Something you may not know about Laos is its penchant for the game of Petanque, which is similar to boules, bocce or lawn bowls. Take a walk around any town or village in Laos and you’re sure to see Petanque being played by the young and old alike. Men enjoy a game of Petanque in the cool of the evening on specially marked courts, whilst young children can be seen playing in the dirt under the shade of a few trees. Petanque was originally brought to Laos by the French and may be played on any hard, flat surface, usually gravel, dirt or sand. It is a simple game but requires concentration and accuracy.
So how do you play?
The rules are fairly straightforward. The object of the game is to throw one of three metal balls as close as possible to a smaller ball, called the “jack“. Petanque games are made up of two teams, usually consisting of one, two or three players on each team. Each team member has three metal balls. After tossing a coin to decide which team goes first, a player will stand in a circle which may be either hand-drawn in the dirt or, in this case, a thin tyre ring. The first player throws the small jack onto the playing field away from any obstacles. Players then take it in turns to throw one of their metal balls to try to get as close as possible to the jack. After one round each, players switch ends of the court. The team whose ball is closest to the jack wins.
Too close to call? A ruler or measuring tape will help avoid disputes!
Saturday 7 October 2017 is Lao National Teachers’ Day and as a way to celebrate, Lao schools in Vientiane nominated teams to compete in a Petanque competition. My school put forward a women’s team and after a few nights of training, we were ready to compete!
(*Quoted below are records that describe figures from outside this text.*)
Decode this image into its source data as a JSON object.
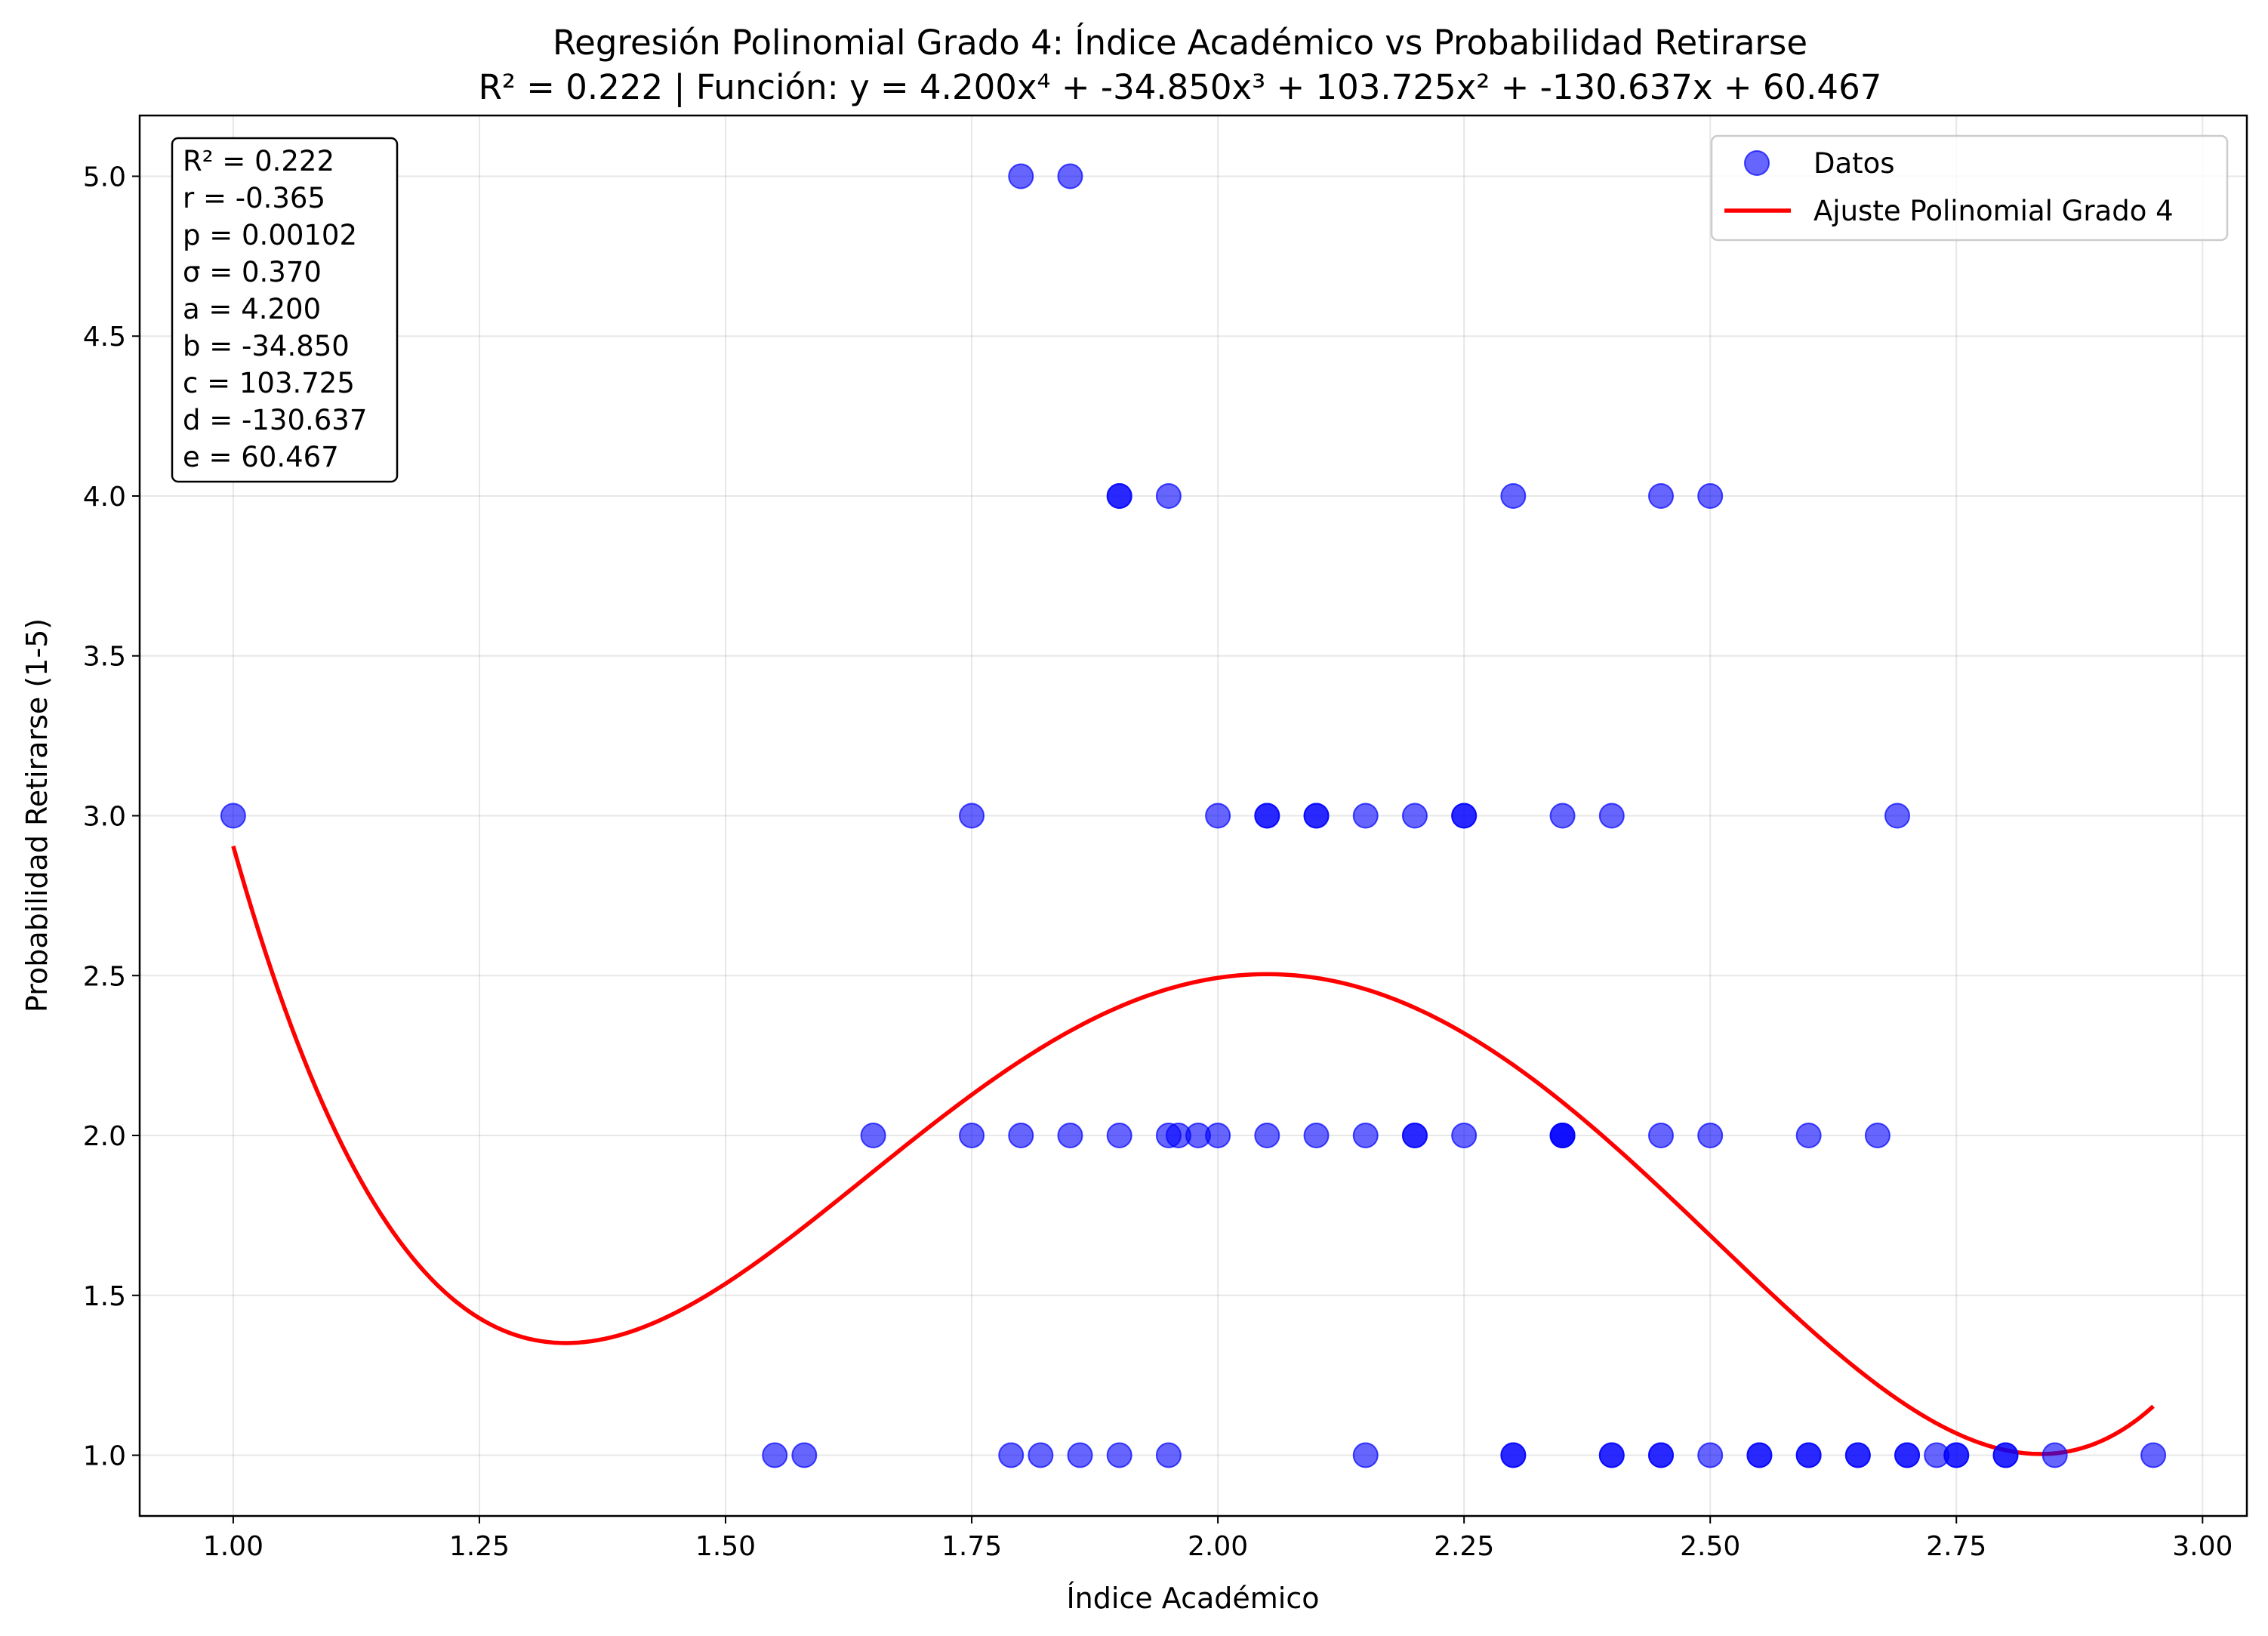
{
  "chart_data": {
    "type": "scatter",
    "title": "Regresión Polinomial Grado 4: Índice Académico vs Probabilidad Retirarse",
    "subtitle": "R² = 0.222 | Función: y = 4.200x⁴ + -34.850x³ + 103.725x² + -130.637x + 60.467",
    "xlabel": "Índice Académico",
    "ylabel": "Probabilidad Retirarse (1-5)",
    "xlim": [
      0.905,
      3.045
    ],
    "ylim": [
      0.81,
      5.19
    ],
    "xticks": [
      1.0,
      1.25,
      1.5,
      1.75,
      2.0,
      2.25,
      2.5,
      2.75,
      3.0
    ],
    "xtick_labels": [
      "1.00",
      "1.25",
      "1.50",
      "1.75",
      "2.00",
      "2.25",
      "2.50",
      "2.75",
      "3.00"
    ],
    "yticks": [
      1.0,
      1.5,
      2.0,
      2.5,
      3.0,
      3.5,
      4.0,
      4.5,
      5.0
    ],
    "ytick_labels": [
      "1.0",
      "1.5",
      "2.0",
      "2.5",
      "3.0",
      "3.5",
      "4.0",
      "4.5",
      "5.0"
    ],
    "grid": true,
    "legend_position": "top-right",
    "stats_box": [
      "R² = 0.222",
      "r = -0.365",
      "p = 0.00102",
      "σ = 0.370",
      "a = 4.200",
      "b = -34.850",
      "c = 103.725",
      "d = -130.637",
      "e = 60.467"
    ],
    "series": [
      {
        "name": "Datos",
        "type": "scatter",
        "color": "#0000ff",
        "opacity": 0.6,
        "points": [
          [
            1.8,
            5.0
          ],
          [
            1.85,
            5.0
          ],
          [
            1.9,
            4.0
          ],
          [
            1.9,
            4.0
          ],
          [
            1.95,
            4.0
          ],
          [
            2.3,
            4.0
          ],
          [
            2.45,
            4.0
          ],
          [
            2.5,
            4.0
          ],
          [
            1.0,
            3.0
          ],
          [
            1.75,
            3.0
          ],
          [
            2.0,
            3.0
          ],
          [
            2.05,
            3.0
          ],
          [
            2.05,
            3.0
          ],
          [
            2.1,
            3.0
          ],
          [
            2.1,
            3.0
          ],
          [
            2.15,
            3.0
          ],
          [
            2.2,
            3.0
          ],
          [
            2.25,
            3.0
          ],
          [
            2.25,
            3.0
          ],
          [
            2.35,
            3.0
          ],
          [
            2.4,
            3.0
          ],
          [
            2.69,
            3.0
          ],
          [
            1.65,
            2.0
          ],
          [
            1.75,
            2.0
          ],
          [
            1.8,
            2.0
          ],
          [
            1.85,
            2.0
          ],
          [
            1.9,
            2.0
          ],
          [
            1.95,
            2.0
          ],
          [
            1.96,
            2.0
          ],
          [
            1.98,
            2.0
          ],
          [
            2.0,
            2.0
          ],
          [
            2.05,
            2.0
          ],
          [
            2.1,
            2.0
          ],
          [
            2.15,
            2.0
          ],
          [
            2.2,
            2.0
          ],
          [
            2.2,
            2.0
          ],
          [
            2.25,
            2.0
          ],
          [
            2.35,
            2.0
          ],
          [
            2.35,
            2.0
          ],
          [
            2.35,
            2.0
          ],
          [
            2.45,
            2.0
          ],
          [
            2.5,
            2.0
          ],
          [
            2.6,
            2.0
          ],
          [
            2.67,
            2.0
          ],
          [
            1.55,
            1.0
          ],
          [
            1.58,
            1.0
          ],
          [
            1.79,
            1.0
          ],
          [
            1.82,
            1.0
          ],
          [
            1.86,
            1.0
          ],
          [
            1.9,
            1.0
          ],
          [
            1.95,
            1.0
          ],
          [
            2.15,
            1.0
          ],
          [
            2.3,
            1.0
          ],
          [
            2.3,
            1.0
          ],
          [
            2.4,
            1.0
          ],
          [
            2.4,
            1.0
          ],
          [
            2.45,
            1.0
          ],
          [
            2.45,
            1.0
          ],
          [
            2.5,
            1.0
          ],
          [
            2.55,
            1.0
          ],
          [
            2.55,
            1.0
          ],
          [
            2.6,
            1.0
          ],
          [
            2.6,
            1.0
          ],
          [
            2.65,
            1.0
          ],
          [
            2.65,
            1.0
          ],
          [
            2.7,
            1.0
          ],
          [
            2.7,
            1.0
          ],
          [
            2.73,
            1.0
          ],
          [
            2.75,
            1.0
          ],
          [
            2.75,
            1.0
          ],
          [
            2.8,
            1.0
          ],
          [
            2.8,
            1.0
          ],
          [
            2.85,
            1.0
          ],
          [
            2.95,
            1.0
          ]
        ]
      },
      {
        "name": "Ajuste Polinomial Grado 4",
        "type": "line",
        "color": "#ff0000",
        "coefficients": [
          4.2,
          -34.85,
          103.725,
          -130.637,
          60.467
        ],
        "x_range": [
          1.0,
          2.95
        ]
      }
    ]
  }
}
After a false start in finding the location, a multitude of telephone calls and Whatapp texts – in other words, our convey of cars and motorbikes became hopelessly lost (something that is very easy to do in a country where actual addresses are rare), we arrived at the Petanque competition. My school won the first game but, alas, lost the second game. That meant it was time to kin khao (eat)! And I have a sneaking suspicion that this was the real aim of the game all along…..
The trophies that could have been ours!
So if you are ever in Laos and hear the sound of metal balls hitting each other, follow that sound and join in with a favourite Lao pastime!